En la ciudad de Sylvia

En la ciudad de Sylvia

En la ciudad de Sylvia (2007, Director: José Luis Guerin): When Guerin’s film played at TIFF last September, I remember being lured by the stills of a beautiful woman being tailed by a rakish young man, but what a strange little film it turned out to be. With long, almost dialogue-free shots, Guerin seems able to both distance us and draw us into what at first seems to be a simple, even romantic story. The handsome young man (Xavier Lafitte, looking vaguely like both David Bowie and Orlando Bloom) is a tourist in an unnamed French town (it’s Strasbourg, in Alsace, on the border with Germany), where he appears to be searching for someone. Day after day, he sits at a café near the School for Dramatic Arts, sketching in his notebook and people-watching. Well, truthfully, he’s girl-watching, and Guerin’s camera lingers over many a beauty. As a man, I can say with confidence that Guerin captures the sheer joy and pleasure of just looking at a beautiful woman. But our protagonist isn’t content to just glance. He stares, and it’s obvious he’s searching each face for some memory.

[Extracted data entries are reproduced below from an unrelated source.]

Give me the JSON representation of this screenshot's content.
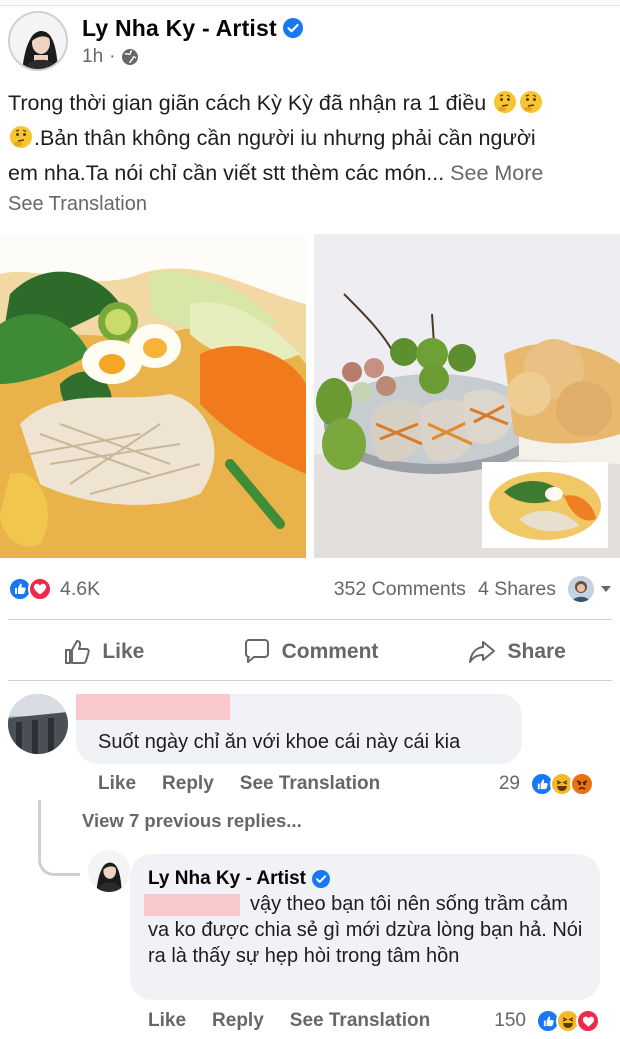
{
  "post": {
    "author": "Ly Nha Ky - Artist",
    "time": "1h",
    "text_line1": "Trong thời gian giãn cách Kỳ Kỳ đã nhận ra 1 điều",
    "text_line2": ".Bản thân không cần người iu nhưng phải cần người",
    "text_line3": "em nha.Ta nói chỉ cần viết stt thèm các món...",
    "see_more": "See More",
    "see_translation": "See Translation"
  },
  "stats": {
    "reaction_count": "4.6K",
    "comments": "352 Comments",
    "shares": "4 Shares"
  },
  "actions": {
    "like": "Like",
    "comment": "Comment",
    "share": "Share"
  },
  "comment1": {
    "text": "Suốt ngày chỉ ăn với khoe cái này cái kia",
    "like": "Like",
    "reply": "Reply",
    "see_translation": "See Translation",
    "reaction_count": "29"
  },
  "view_previous": "View 7 previous replies...",
  "reply1": {
    "author": "Ly Nha Ky - Artist",
    "text": "vậy theo bạn tôi nên sống trầm cảm va ko được chia sẻ gì mới dzừa lòng bạn hả. Nói ra là thấy sự hẹp hòi trong tâm hồn",
    "like": "Like",
    "reply": "Reply",
    "see_translation": "See Translation",
    "reaction_count": "150"
  },
  "colors": {
    "facebook_blue": "#1877f2",
    "love_red": "#f0284a",
    "haha_yellow": "#f7b928",
    "angry_orange": "#e9710f",
    "redaction_pink": "#f8c8cc"
  }
}
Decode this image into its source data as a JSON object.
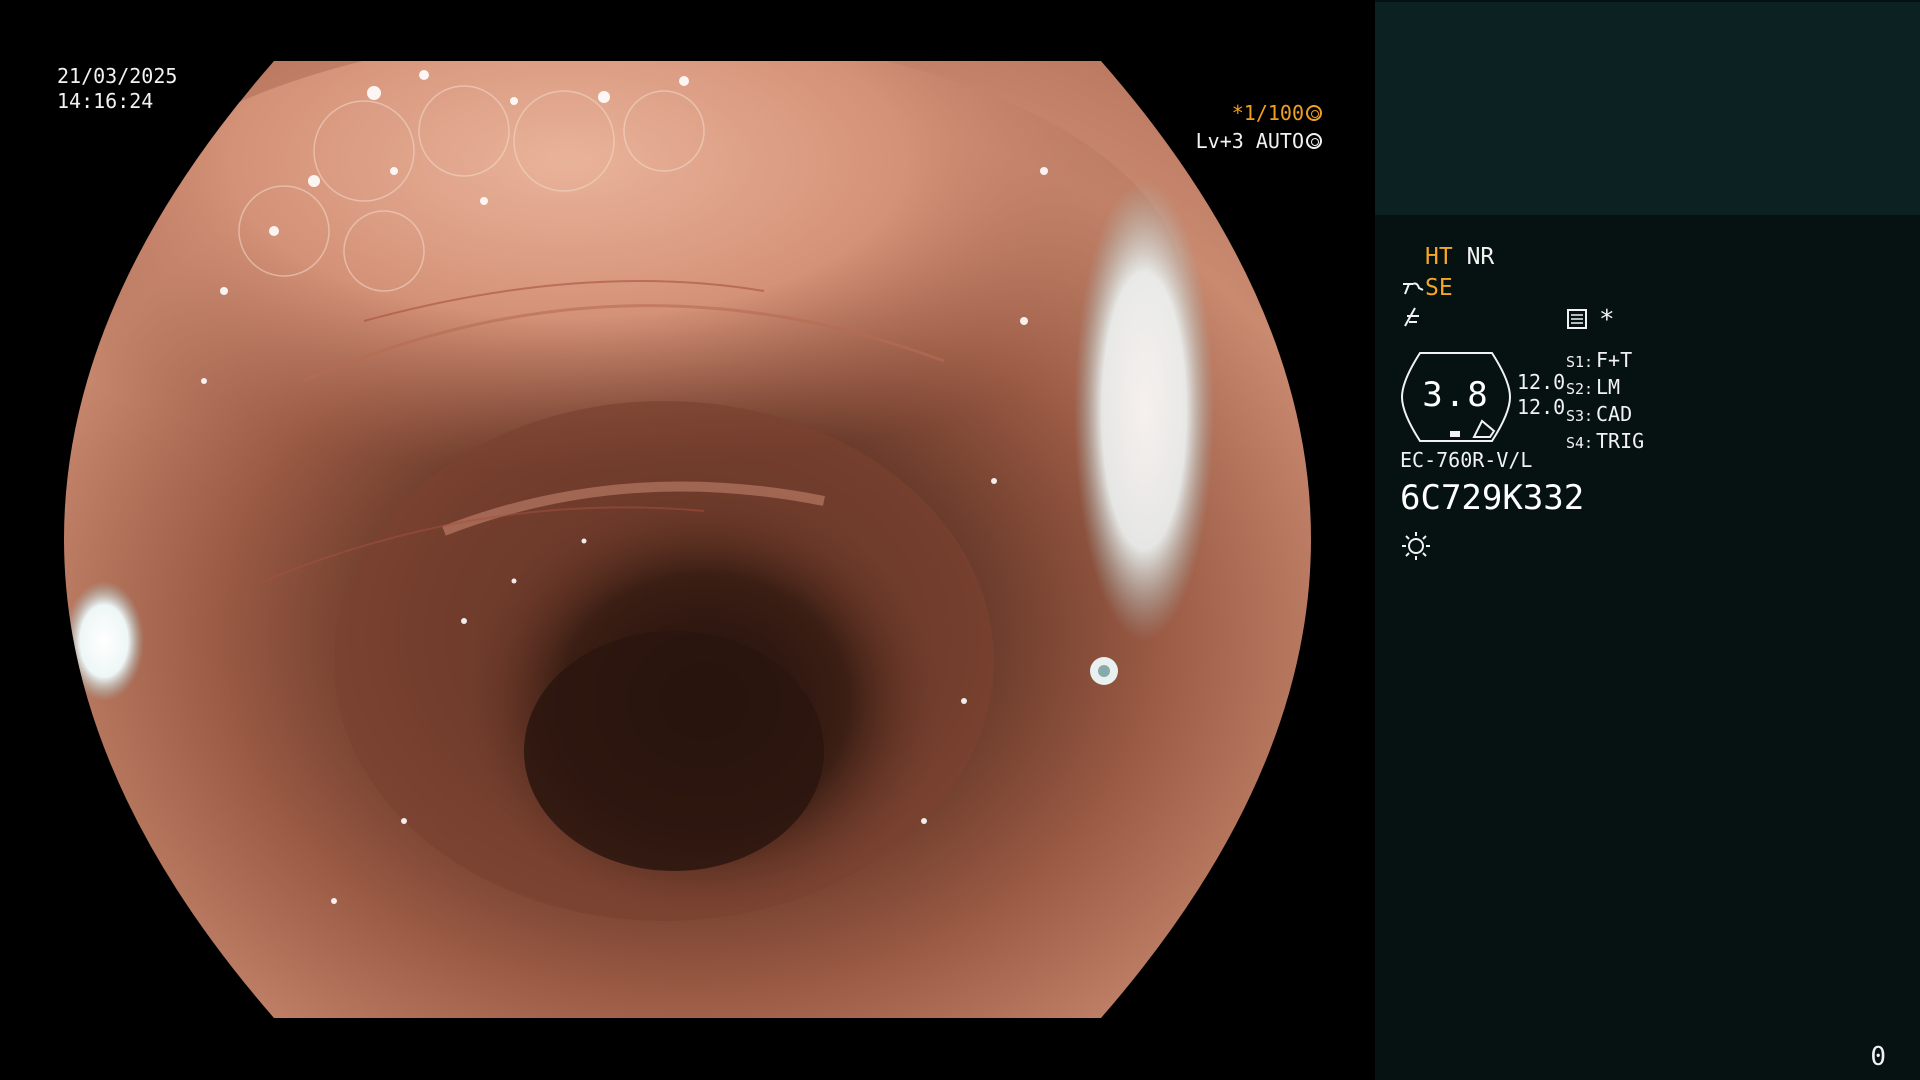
{
  "header": {
    "date": "21/03/2025",
    "time": "14:16:24"
  },
  "video": {
    "shutter_speed": "*1/100",
    "shutter_icon": "aperture-icon",
    "light_level": "Lv+3",
    "light_mode": "AUTO",
    "light_icon": "auto-iris-icon"
  },
  "side_panel": {
    "mode_ht": "HT",
    "mode_nr": "NR",
    "mode_se": "SE",
    "enhance_icon": "structure-enhance-icon",
    "contrast_icon": "contrast-icon",
    "record_icon": "record-memory-icon",
    "star_label": "*",
    "zoom_value": "3.8",
    "zoom_icon": "zoom-hex-icon",
    "value_top": "12.0",
    "value_bottom": "12.0",
    "settings": [
      {
        "key": "S1:",
        "value": "F+T"
      },
      {
        "key": "S2:",
        "value": "LM"
      },
      {
        "key": "S3:",
        "value": "CAD"
      },
      {
        "key": "S4:",
        "value": "TRIG"
      }
    ],
    "scope_model": "EC-760R-V/L",
    "scope_serial": "6C729K332",
    "light_source_icon": "sun-icon",
    "page_counter": "0"
  },
  "colors": {
    "panel_bg": "#051211",
    "thumb_bg": "#0c2222",
    "accent_orange": "#f5a623",
    "text_white": "#f2f2f2"
  }
}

All at once, he sees the one he’s been looking for, and jumps up, knocking over his beer. For the next half an hour, we follow him, in real time, as he pursues “Sylvia,” the name he’s written in his sketchbook. At first, the woman seems unaware of his presence, but at one point he comes dangerously close and calls out to her. From then on, it appears that she’s half-aware of his presence. He loses her, and we begin to wonder what’s going on. And then he finds her again, and by now it’s starting to feel just a little bit creepy. Is he just a garden-variety stalker? I often tease some of my female friends that the only difference between a romantic gesture and stalker behaviour is whether the woman is at all physically attracted by her suitor. In this case, our man’s good looks have had us on his side up to now.

En la ciudad de Sylvia
Note: Possible spoilers in the next paragraph. Although this is far from a plot-driven film, I’ve coloured the text white so you’ll need to click and drag your mouse cursor over the paragraph to read it. Sorry for the inconvenience.
When he finally gets on a tram and speaks to her, we’re almost 50 minutes into the film. Up to this point there has been very little in the way of dialogue, and so when our protagonist speaks, he sounds a little desperate. He asks her if she’s Sylvia, the girl he met at a bar in the city six years ago. She tells him he’s mistaken. He’s crushed, and embarrassed, or claims to be. We begin to wonder if his story is even true. Who would return six years later to find someone he chatted up in a bar? As she gets off the tram, the tension winds down again.

Except that by the end, we’re not quite sure what he’s going to do. He seems unable to shake his fixation with her. For a film so filled with beautiful people, sunshine, and cobbled streets, I found myself more than a little disturbed by the film’s conclusion. In the first half hour, I was praising Guerin’s ability to capture “the pleasure of looking” but by the time we reach the open-ended conclusion, that phrase holds a decidedly more sinister resonance.

I loved the film’s formal construction. Guerin lets his camera run before his characters enter the frame and long after they’ve left it, grounding us in several locations, to which he returns throughout the film. We see many of the same people several times in the film, although they don’t have speaking roles. It captures a certain claustrophobia, even in a beautiful European town like Strasbourg. The sound design really captured for me the feeling of traveling alone to a new place. The man hears music, but doesn’t really overhear conversations. His interactions with everyone are perfunctory. The whole film feels carefully put together as a kind of puzzle, and although I’ve been thinking about it for some time, En la ciudad de Sylvia made me even more eager to study film theory. It’s the sort of film that doesn’t give up its secrets too easily, and which will reward repeat viewings, even if it is only to look at the heart-stoppingly gorgeous Pilar López de Ayala. Perhaps there’s a little stalker in all of us?